I want to plot graph showing difference of two wind directions (measured by two different sensors not at the same place) during the time period.
I have both values presented as azimuth, i.e. north = 0, east = 90, south = 180, west = 270. I am thinking about the following requirements:
I think that this requirements can also be understand so that I want to rotate reference system to make valueA get azimuth = 0 and then return the azimuth of value B on the scale -180 .. +180.

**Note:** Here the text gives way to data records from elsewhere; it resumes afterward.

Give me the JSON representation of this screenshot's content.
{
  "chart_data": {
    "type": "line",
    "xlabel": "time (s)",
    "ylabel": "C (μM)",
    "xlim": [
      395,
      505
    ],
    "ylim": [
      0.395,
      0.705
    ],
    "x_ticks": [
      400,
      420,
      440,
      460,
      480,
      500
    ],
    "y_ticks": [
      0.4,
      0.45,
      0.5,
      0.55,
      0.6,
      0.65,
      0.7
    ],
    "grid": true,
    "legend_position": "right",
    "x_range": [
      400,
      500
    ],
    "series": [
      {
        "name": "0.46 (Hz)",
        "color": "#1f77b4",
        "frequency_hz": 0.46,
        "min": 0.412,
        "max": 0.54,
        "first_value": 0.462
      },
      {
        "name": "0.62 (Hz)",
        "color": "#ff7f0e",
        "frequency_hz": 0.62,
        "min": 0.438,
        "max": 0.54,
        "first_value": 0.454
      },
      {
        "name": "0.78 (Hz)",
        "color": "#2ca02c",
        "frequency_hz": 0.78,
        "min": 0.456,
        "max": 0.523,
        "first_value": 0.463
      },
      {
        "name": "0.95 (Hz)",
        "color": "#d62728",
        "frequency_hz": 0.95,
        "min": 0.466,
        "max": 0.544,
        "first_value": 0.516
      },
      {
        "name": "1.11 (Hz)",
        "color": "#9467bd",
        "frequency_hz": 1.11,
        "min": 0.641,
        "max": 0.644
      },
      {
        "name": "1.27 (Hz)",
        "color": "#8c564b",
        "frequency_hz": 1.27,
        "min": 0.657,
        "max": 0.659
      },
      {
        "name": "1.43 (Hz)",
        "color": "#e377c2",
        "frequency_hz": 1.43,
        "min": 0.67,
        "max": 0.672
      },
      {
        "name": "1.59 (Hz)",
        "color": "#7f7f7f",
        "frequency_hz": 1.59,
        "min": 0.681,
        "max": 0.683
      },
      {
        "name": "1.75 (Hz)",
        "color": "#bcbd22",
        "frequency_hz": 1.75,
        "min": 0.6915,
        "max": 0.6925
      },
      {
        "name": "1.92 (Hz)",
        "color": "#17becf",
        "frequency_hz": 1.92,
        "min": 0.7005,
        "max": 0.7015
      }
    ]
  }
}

I have something like this:
diff = abs(valueB - valueA)
if (diff >= 180) diff = 360 - diff
if (valueA < 180) offsetA = valueA else offsetA = valueA - 360
offsetB = valueB - offsetA
if (offsetB < 0) offsetB = offsetB + 360
if (offsetB >= 360) offsetB = offsetB - 360
if (offsetB > 180) diff = (-1) * diff
Question 1: Is shorter code possible?
Question 2: Is there a better presentation of difference between two wind directions? I do not see how Wind Rose (which is nice for presentation of speed + direction) could be used to present the difference between two directions during the time period.
Question 3: I will use Python or R. Are there already such function implemented in some library?
If another SE forum is more appropriate, please suggest.
In a CodeProject article I wrote way back in 2011 "Circular Values Math and Statistics with C++11" I addressed the same problem. I called it the directed distance between two circular values.
If the inputs are in the range [0..360) you can use the following:
// the length of the directed walk from c1 to c2, with the lowest absolute-value length
// return value is in [-180, 180)
double Sdist(double c1, double c2)
{
double d = c2 - c1;
if (d < -180.) return d + 180.;
if (d >= 180.) return d - 180.;
return d ;
}
I also defined another distance type for circular values: the increasing distance (clockwise).
// the length of the increasing walk from c1 to c2 with the lowest length
// return value is in [0, 360)
double Pdist(double c1, double c2)
{
return c2 >= c1 ? c2 - c1 : 360. - c1 + c2;
}
See sections 8 and 9 in the article. The article and source code with some fixes are also available on GitHub.